El presidente de Estados Unidos, Donald Trump, anunció una fuerte amenaza comercial contra ocho países de Europa al advertir que impondrá aranceles si no avanzan en un acuerdo para que Washington adquiera Groenlandia. La medida, comunicada a través de su red social, prevé un gravamen del 10% desde el 1 de febrero de 2026 y una suba al 25% a partir de junio del mismo año. La decisión afecta a Dinamarca, Noruega, Suecia, Francia, Alemania, Reino Unido, Países Bajos y Finlandia, y permanecerá vigente “hasta que se alcance un acuerdo para la compra completa y total de Groenlandia”.
Trump justificó su postura al sostener que la isla, territorio autónomo bajo soberanía danesa, es clave para la seguridad nacional estadounidense y global. “Es imprescindible que, para proteger la Paz y la Seguridad Globales, se tomen medidas contundentes para que esta situación potencialmente peligrosa termine rápido y sin cuestionamientos”, escribió. Además, afirmó que China y Rusia buscan influencia en la región y que Dinamarca no tendría capacidad para impedirlo, reforzando así su argumento estratégico y militar.

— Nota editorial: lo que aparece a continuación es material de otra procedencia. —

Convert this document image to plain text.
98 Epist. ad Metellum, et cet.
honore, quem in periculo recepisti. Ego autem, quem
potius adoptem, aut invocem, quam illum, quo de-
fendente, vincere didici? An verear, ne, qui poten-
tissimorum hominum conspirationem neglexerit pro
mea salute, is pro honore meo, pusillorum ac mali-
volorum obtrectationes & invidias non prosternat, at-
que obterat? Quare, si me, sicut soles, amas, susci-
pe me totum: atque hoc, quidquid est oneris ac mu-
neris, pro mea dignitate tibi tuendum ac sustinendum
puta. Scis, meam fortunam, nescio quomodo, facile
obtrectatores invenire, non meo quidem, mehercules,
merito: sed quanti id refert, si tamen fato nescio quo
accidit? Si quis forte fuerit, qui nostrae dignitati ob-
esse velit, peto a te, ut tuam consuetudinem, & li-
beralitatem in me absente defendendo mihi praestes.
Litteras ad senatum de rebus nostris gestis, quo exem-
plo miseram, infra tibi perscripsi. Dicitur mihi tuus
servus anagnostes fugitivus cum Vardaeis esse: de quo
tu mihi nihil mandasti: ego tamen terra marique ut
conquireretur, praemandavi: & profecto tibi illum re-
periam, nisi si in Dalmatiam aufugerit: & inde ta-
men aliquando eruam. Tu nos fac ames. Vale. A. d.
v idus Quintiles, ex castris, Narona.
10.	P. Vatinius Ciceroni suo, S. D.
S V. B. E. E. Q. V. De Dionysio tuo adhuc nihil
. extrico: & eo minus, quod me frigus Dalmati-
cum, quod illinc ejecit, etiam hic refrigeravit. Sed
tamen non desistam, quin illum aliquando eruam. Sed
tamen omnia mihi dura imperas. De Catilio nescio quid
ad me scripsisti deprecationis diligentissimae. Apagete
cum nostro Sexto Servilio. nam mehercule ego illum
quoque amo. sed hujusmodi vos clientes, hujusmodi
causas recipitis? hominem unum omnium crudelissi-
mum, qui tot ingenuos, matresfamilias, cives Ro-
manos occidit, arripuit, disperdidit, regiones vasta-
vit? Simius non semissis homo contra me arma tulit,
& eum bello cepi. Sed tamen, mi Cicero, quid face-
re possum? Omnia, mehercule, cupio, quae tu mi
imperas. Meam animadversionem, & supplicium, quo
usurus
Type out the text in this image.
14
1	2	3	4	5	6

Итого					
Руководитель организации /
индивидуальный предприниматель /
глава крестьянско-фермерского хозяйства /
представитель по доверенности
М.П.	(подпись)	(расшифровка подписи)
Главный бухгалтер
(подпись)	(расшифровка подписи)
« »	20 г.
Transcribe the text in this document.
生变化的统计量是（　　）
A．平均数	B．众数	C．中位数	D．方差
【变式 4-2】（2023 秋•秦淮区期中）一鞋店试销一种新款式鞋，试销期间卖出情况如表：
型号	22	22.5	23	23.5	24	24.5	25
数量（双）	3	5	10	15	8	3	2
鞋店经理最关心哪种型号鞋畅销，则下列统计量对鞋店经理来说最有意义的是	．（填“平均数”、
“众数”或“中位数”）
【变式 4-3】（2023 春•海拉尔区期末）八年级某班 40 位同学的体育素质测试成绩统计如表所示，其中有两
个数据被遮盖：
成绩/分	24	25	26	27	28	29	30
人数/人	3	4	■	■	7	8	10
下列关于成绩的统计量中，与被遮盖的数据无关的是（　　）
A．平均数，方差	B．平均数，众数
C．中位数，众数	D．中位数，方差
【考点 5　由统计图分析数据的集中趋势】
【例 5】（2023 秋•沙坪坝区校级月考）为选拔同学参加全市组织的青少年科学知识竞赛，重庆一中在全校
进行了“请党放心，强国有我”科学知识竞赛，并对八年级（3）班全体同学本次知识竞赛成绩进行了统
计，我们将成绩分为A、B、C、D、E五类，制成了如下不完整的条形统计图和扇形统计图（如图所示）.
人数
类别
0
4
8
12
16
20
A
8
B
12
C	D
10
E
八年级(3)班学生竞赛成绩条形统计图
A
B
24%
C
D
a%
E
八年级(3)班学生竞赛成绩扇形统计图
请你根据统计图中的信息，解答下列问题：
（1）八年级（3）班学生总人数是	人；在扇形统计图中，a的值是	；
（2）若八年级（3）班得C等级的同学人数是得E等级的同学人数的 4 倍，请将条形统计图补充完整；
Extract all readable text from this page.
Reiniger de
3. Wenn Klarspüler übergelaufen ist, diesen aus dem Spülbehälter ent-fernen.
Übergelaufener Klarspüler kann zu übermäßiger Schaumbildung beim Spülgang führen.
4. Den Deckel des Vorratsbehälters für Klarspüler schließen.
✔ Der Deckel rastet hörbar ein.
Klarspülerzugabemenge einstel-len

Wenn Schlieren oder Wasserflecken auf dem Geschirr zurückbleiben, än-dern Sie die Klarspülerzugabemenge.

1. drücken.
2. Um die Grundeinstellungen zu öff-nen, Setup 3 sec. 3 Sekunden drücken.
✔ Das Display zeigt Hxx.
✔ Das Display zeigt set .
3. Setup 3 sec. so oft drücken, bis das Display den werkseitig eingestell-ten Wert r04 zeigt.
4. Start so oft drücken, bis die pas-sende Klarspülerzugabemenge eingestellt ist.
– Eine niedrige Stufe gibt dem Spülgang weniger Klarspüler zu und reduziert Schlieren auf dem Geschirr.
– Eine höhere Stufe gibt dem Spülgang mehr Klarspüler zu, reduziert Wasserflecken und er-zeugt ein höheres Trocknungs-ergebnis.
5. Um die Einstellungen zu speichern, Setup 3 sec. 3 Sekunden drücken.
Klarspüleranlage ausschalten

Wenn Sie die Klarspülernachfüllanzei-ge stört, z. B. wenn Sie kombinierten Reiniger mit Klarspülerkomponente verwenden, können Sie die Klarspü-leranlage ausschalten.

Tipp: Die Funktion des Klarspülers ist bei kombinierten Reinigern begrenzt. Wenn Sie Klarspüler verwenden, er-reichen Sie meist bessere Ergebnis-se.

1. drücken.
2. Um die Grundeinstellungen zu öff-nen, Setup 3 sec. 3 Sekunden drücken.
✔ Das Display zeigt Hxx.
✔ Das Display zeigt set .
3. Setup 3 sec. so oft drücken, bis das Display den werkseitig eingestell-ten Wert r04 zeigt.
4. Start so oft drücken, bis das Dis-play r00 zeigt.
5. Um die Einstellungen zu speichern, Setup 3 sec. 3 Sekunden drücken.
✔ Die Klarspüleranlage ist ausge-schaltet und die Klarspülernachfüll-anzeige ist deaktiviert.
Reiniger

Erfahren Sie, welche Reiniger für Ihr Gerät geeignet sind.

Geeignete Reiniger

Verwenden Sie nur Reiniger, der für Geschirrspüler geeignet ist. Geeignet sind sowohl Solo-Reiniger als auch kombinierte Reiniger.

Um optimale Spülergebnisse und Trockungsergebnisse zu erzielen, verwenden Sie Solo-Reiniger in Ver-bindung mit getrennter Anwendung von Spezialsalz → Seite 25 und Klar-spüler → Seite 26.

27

La reacción europea fue inmediata y contundente. Desde Asunción, el presidente del Consejo Europeo, António Costa, aseguró que la Unión Europea coordina una respuesta conjunta frente a la amenaza arancelaria. Junto a la presidenta de la Comisión Europea, Ursula von der Leyen, advirtió que los aranceles “podrían provocar una peligrosa espiral descendente” y subrayó que Europa actuará de manera unida para defender su soberanía y el derecho internacional.
Otros líderes elevaron aún más el tono. El presidente francés Emmanuel Macron calificó las amenazas como “inaceptables” y afirmó que los europeos responderán de forma coordinada si se confirman. En la misma línea, el primer ministro británico Keir Starmer consideró la decisión de Trump como “completamente errónea”, marcando el malestar creciente entre aliados históricos de la OTAN y profundizando una tensión diplomática inédita.
En paralelo, la polémica generó protestas en Groenlandia, donde miles de personas marcharon en Nuuk y en otras ciudades con consignas como “Groenlandia no está en venta”. Más allá del conflicto político, la isla se volvió un punto clave en la geopolítica global por su ubicación estratégica en el Ártico, la presencia de una base militar estadounidense y el potencial acceso a rutas marítimas y recursos minerales. Sin embargo, pese a la presión de Trump, tanto Dinamarca como el gobierno local insisten en que el territorio no está en negociación.